Double Eagle Petroleum announced proved oil and gas reserves totaled more than 115 Bcfe, a 25% increase over 2009 year-end proved reserves. The 22.8 Bcfe net increase is a result of a 32.0 Bcfe increase in the Company's proved reserves offset by the 2010 production of approximately 9.2 Bcfe. This represents a reserve replacement ratio of approximately 350%. The increase in the quantity of proved oil and gas reserves contributed to an increase of over 58% in the present value of Double Eagle's proved reserves, discounted at 10%, (PV-10 Value), which totaled $143.7 million at year-end 2010.
During 2010, the Company focused on improving the quality of its producing wells and increasing working interest ownership in areas that it already operates. The Company's year-end reserve report reflects this business strategy. The significant increase in PV-10 at year-end 2010 was primarily related to: a) increased commodity prices; b) quantity increases in oil and gas reserves and c) an increased working interest percentage in the Atlantic Rim operating units.

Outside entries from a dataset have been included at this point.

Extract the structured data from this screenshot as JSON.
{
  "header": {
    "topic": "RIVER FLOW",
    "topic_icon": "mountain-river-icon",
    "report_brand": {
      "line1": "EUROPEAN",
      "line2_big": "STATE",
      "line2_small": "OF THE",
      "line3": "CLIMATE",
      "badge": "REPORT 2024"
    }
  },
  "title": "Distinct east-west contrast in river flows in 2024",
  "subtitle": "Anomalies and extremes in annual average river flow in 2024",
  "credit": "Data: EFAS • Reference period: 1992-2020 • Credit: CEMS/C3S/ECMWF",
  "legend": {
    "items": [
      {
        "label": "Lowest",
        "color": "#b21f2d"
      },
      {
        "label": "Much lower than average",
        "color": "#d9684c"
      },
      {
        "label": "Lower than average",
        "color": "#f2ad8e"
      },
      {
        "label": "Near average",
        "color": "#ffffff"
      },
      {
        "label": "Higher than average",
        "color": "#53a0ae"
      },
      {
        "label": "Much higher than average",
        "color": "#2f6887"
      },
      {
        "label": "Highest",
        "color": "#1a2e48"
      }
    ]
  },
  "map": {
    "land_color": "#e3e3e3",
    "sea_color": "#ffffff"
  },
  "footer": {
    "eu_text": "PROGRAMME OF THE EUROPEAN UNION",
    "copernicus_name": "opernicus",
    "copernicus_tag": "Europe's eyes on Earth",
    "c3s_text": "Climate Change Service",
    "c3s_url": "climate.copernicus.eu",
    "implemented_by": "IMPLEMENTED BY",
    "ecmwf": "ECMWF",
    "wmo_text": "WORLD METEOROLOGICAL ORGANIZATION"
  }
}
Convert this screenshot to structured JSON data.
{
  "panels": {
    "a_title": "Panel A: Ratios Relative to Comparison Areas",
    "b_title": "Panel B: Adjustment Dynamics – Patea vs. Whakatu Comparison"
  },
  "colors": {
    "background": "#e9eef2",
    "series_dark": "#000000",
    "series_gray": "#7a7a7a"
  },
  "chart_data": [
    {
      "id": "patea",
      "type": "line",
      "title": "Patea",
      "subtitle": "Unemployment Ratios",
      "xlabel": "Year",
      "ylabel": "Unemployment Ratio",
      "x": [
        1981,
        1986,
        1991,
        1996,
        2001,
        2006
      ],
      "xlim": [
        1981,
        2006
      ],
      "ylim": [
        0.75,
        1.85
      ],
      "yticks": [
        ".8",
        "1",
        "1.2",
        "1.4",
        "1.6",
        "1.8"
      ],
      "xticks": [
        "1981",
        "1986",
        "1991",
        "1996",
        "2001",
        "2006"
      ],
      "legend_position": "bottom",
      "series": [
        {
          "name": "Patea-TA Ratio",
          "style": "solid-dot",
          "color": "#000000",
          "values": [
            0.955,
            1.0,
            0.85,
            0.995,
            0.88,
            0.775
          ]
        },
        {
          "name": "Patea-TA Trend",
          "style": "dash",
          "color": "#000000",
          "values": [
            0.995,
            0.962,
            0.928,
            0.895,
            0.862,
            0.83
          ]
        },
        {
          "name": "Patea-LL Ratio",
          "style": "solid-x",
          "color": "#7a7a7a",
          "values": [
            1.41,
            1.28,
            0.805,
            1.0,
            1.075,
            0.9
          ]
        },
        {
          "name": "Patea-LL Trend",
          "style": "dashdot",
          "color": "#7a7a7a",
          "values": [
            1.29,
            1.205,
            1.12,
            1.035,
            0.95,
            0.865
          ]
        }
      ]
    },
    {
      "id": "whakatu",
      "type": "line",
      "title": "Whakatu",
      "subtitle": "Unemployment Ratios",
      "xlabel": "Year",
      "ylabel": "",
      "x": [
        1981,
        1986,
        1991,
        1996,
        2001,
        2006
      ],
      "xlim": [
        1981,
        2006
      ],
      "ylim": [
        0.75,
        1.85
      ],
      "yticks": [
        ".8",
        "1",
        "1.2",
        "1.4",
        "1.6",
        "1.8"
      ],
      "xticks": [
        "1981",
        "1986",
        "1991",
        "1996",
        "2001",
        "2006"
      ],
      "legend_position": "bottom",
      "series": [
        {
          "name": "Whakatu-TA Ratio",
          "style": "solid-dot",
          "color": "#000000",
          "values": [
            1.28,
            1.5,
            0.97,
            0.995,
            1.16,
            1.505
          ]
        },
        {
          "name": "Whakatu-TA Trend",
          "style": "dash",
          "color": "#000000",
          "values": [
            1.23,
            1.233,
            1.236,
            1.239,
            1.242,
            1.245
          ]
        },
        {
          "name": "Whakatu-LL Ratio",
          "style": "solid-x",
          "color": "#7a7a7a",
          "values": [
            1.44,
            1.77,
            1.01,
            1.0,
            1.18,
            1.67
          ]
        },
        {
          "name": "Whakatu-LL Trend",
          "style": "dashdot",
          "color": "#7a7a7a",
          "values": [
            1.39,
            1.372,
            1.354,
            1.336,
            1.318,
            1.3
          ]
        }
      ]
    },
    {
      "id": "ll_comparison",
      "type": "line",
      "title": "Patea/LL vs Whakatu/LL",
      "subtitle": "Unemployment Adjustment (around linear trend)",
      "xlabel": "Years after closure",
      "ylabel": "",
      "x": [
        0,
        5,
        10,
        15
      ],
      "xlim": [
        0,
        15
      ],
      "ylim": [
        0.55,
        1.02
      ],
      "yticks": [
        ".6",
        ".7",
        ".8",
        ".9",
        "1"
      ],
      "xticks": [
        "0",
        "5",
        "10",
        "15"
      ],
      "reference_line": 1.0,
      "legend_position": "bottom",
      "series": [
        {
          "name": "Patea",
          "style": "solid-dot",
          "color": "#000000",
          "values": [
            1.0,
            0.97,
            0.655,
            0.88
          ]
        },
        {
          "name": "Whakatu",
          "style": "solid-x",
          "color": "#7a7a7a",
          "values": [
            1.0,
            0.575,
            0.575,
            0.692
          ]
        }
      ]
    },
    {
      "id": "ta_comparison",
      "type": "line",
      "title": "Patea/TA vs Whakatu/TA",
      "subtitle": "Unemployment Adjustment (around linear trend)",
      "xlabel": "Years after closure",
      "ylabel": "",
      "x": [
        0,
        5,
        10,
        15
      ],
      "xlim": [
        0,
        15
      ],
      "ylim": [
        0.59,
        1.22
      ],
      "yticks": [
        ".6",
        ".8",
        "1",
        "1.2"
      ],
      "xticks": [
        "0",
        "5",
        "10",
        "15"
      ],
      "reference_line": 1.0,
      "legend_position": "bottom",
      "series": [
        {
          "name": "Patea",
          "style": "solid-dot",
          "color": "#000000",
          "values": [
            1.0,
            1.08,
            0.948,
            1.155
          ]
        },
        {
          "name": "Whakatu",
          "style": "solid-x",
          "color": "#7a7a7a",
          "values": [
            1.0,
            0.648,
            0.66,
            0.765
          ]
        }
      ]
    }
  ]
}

The above reserves do not include any possible reserves related to the Company's Niobrara shale play acreage. The Company currently has over 70,000 net acres with Niobrara potential in parts of Wyoming and Nebraska. This acreage total includes 39,000 net acres in the Atlantic Rim, 15,600 net acres in the Powder River Basin, 9,100 net acres in the DJ Basin located in Wyoming and Nebraska, and 8,700 net acres in the Laramie/Hanna Basin.